血だまりが跳ねて、へたり込んだ手のひらに、生温かい感覚。
錆びた鉄くさい液体の正体は、見なくてもわかります。
「血に濡れても、ミツバっちは綺麗だなぁ……」
恍惚としたささやきの、主も。
「ど、して……あなた、が」
「怖がらないでよ。
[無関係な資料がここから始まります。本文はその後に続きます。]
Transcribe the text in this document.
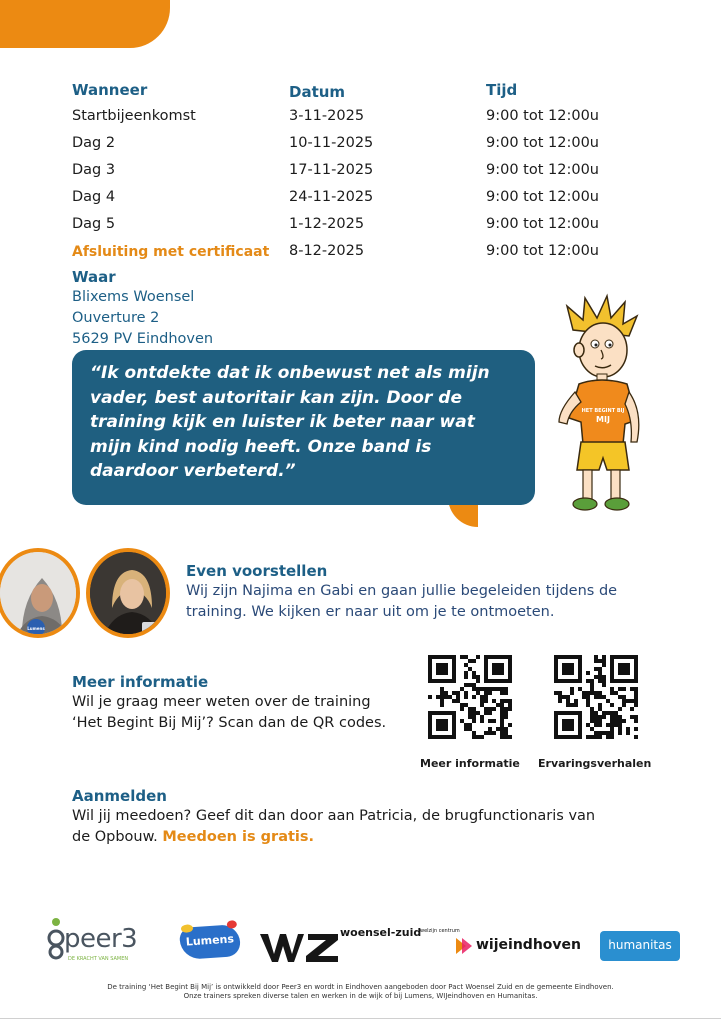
Wanneer	Datum	Tijd
Startbijeenkomst	3-11-2025	9:00 tot 12:00u
Dag 2	10-11-2025	9:00 tot 12:00u
Dag 3	17-11-2025	9:00 tot 12:00u
Dag 4	24-11-2025	9:00 tot 12:00u
Dag 5	1-12-2025	9:00 tot 12:00u
Afsluiting met certificaat 8-12-2025	9:00 tot 12:00u
Waar
Blixems Woensel
Ouverture 2
5629 PV Eindhoven
“Ik ontdekte dat ik onbewust net als mijn
vader, best autoritair kan zijn. Door de
training kijk en luister ik beter naar wat
mijn kind nodig heeft. Onze band is
daardoor verbeterd.”
HET BEGINT BIJ
MIJ
Lumens
Even voorstellen
Wij zijn Najima en Gabi en gaan jullie begeleiden tijdens de
training. We kijken er naar uit om je te ontmoeten.
Meer informatie
Wil je graag meer weten over de training
‘Het Begint Bij Mij’? Scan dan de QR codes.
Meer informatie Ervaringsverhalen
Aanmelden
Wil jij meedoen? Geef dit dan door aan Patricia, de brugfunctionaris van
de Opbouw. Meedoen is gratis.
peer3
DE KRACHT VAN SAMEN
Lumens	woensel-zuid
welzijn centrum
wijeindhoven	humanitas
De training ‘Het Begint Bij Mij’ is ontwikkeld door Peer3 en wordt in Eindhoven aangeboden door Pact Woensel Zuid en de gemeente Eindhoven.
Onze trainers spreken diverse talen en werken in de wijk of bij Lumens, WIJeindhoven en Humanitas.
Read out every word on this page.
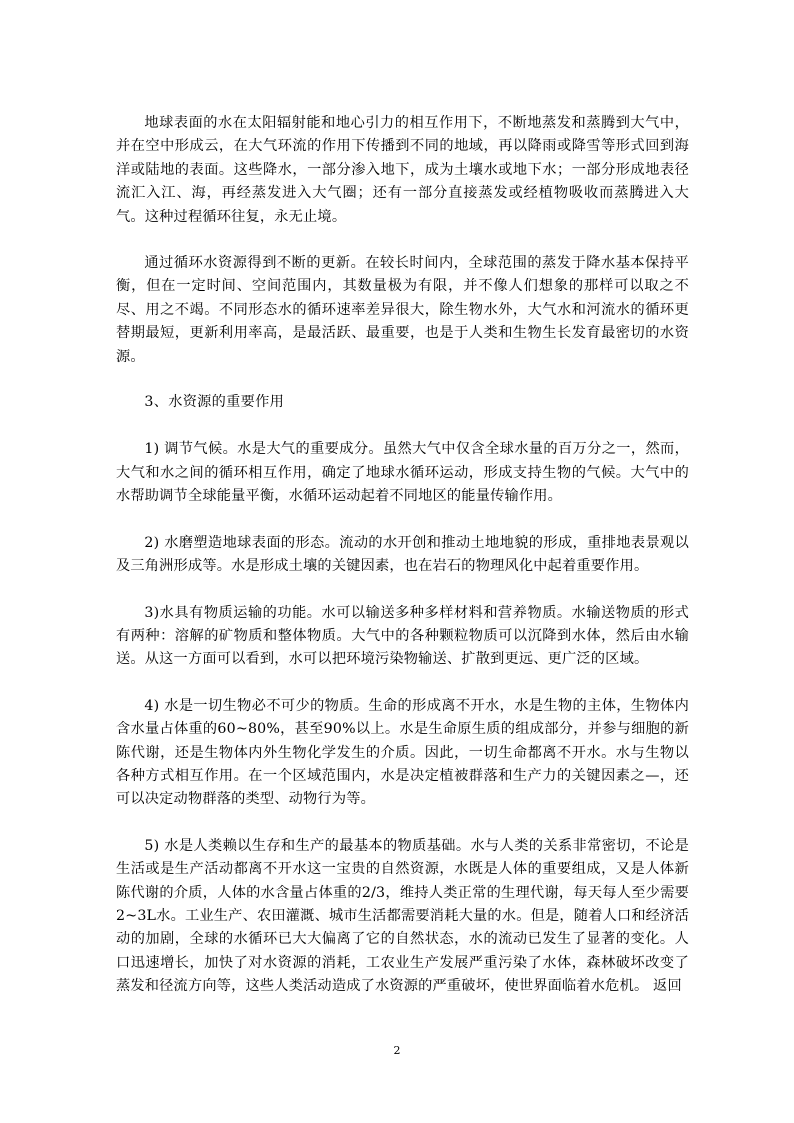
地球表面的水在太阳辐射能和地心引力的相互作用下，不断地蒸发和蒸腾到大气中，并在空中形成云，在大气环流的作用下传播到不同的地域，再以降雨或降雪等形式回到海洋或陆地的表面。这些降水，一部分渗入地下，成为土壤水或地下水；一部分形成地表径流汇入江、海，再经蒸发进入大气圈；还有一部分直接蒸发或经植物吸收而蒸腾进入大气。这种过程循环往复，永无止境。

通过循环水资源得到不断的更新。在较长时间内，全球范围的蒸发于降水基本保持平衡，但在一定时间、空间范围内，其数量极为有限，并不像人们想象的那样可以取之不尽、用之不竭。不同形态水的循环速率差异很大，除生物水外，大气水和河流水的循环更替期最短，更新利用率高，是最活跃、最重要，也是于人类和生物生长发育最密切的水资源。

3、水资源的重要作用

1) 调节气候。水是大气的重要成分。虽然大气中仅含全球水量的百万分之一，然而，大气和水之间的循环相互作用，确定了地球水循环运动，形成支持生物的气候。大气中的水帮助调节全球能量平衡，水循环运动起着不同地区的能量传输作用。

2) 水磨塑造地球表面的形态。流动的水开创和推动土地地貌的形成，重排地表景观以及三角洲形成等。水是形成土壤的关键因素，也在岩石的物理风化中起着重要作用。

3)水具有物质运输的功能。水可以输送多种多样材料和营养物质。水输送物质的形式有两种：溶解的矿物质和整体物质。大气中的各种颗粒物质可以沉降到水体，然后由水输送。从这一方面可以看到，水可以把环境污染物输送、扩散到更远、更广泛的区域。

4) 水是一切生物必不可少的物质。生命的形成离不开水，水是生物的主体，生物体内含水量占体重的60~80%，甚至90%以上。水是生命原生质的组成部分，并参与细胞的新陈代谢，还是生物体内外生物化学发生的介质。因此，一切生命都离不开水。水与生物以各种方式相互作用。在一个区域范围内，水是决定植被群落和生产力的关键因素之—，还可以决定动物群落的类型、动物行为等。

5) 水是人类赖以生存和生产的最基本的物质基础。水与人类的关系非常密切，不论是生活或是生产活动都离不开水这一宝贵的自然资源，水既是人体的重要组成，又是人体新陈代谢的介质，人体的水含量占体重的2/3，维持人类正常的生理代谢，每天每人至少需要2~3L水。工业生产、农田灌溉、城市生活都需要消耗大量的水。但是，随着人口和经济活动的加剧，全球的水循环已大大偏离了它的自然状态，水的流动已发生了显著的变化。人口迅速增长，加快了对水资源的消耗，工农业生产发展严重污染了水体，森林破坏改变了蒸发和径流方向等，这些人类活动造成了水资源的严重破坏，使世界面临着水危机。 返回

2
言ったでしょ? じゃれてただけだって」
青年は、あっけらかんと言ってのけました。
……まるで、外国語でも聴いているかのよう。
「須藤くん……六月くんが疑われているのが、イヤだって……」
「気の毒だなぁとは思ってたよ。濡れ衣着せられてさぁ」
「……ウソよ。ウソだと言って」
「これが俺だよ。ミツバっちは特別だから、教えてあげるの。俺のこと、もっと知ってほしいなぁ……」
「知りたくありませんッ!!」
夢中でした。
気づいたときには、振り払った須藤くんを、にらみつけていたのです。
「あなたがしているのは、暴力にとどまらない。犯罪よ!」
「……誰のせいだと思ってんの」
「……え」
「トボけんなよ。昼休み、六月と楽しそうにしてたじゃん。付き合ってんの?」
「冗談はやめて! 教師と生徒なのよ!?」
思わず叫んで、ハッとしました。反論点がちがうことに。
(わたしは六月くんと、どこにいた……?)
生徒指導室です。
わたしがそれを、六月くん以外に伝えることはありません。そぶりも見せません。
彼の、名誉のために。
「ちがうんだ? 抱き合ってたじゃん。見てらんなかったから、最後まで知らないけど……あのまま、抱かれたんじゃないの?」
「そんなことっ……!」
「あるわけないよね。三葉は、俺のだから」
「きゃあっ!?」
口早に放って、須藤くんはわたしの腕を強引に引き、プールへと、放り出しました。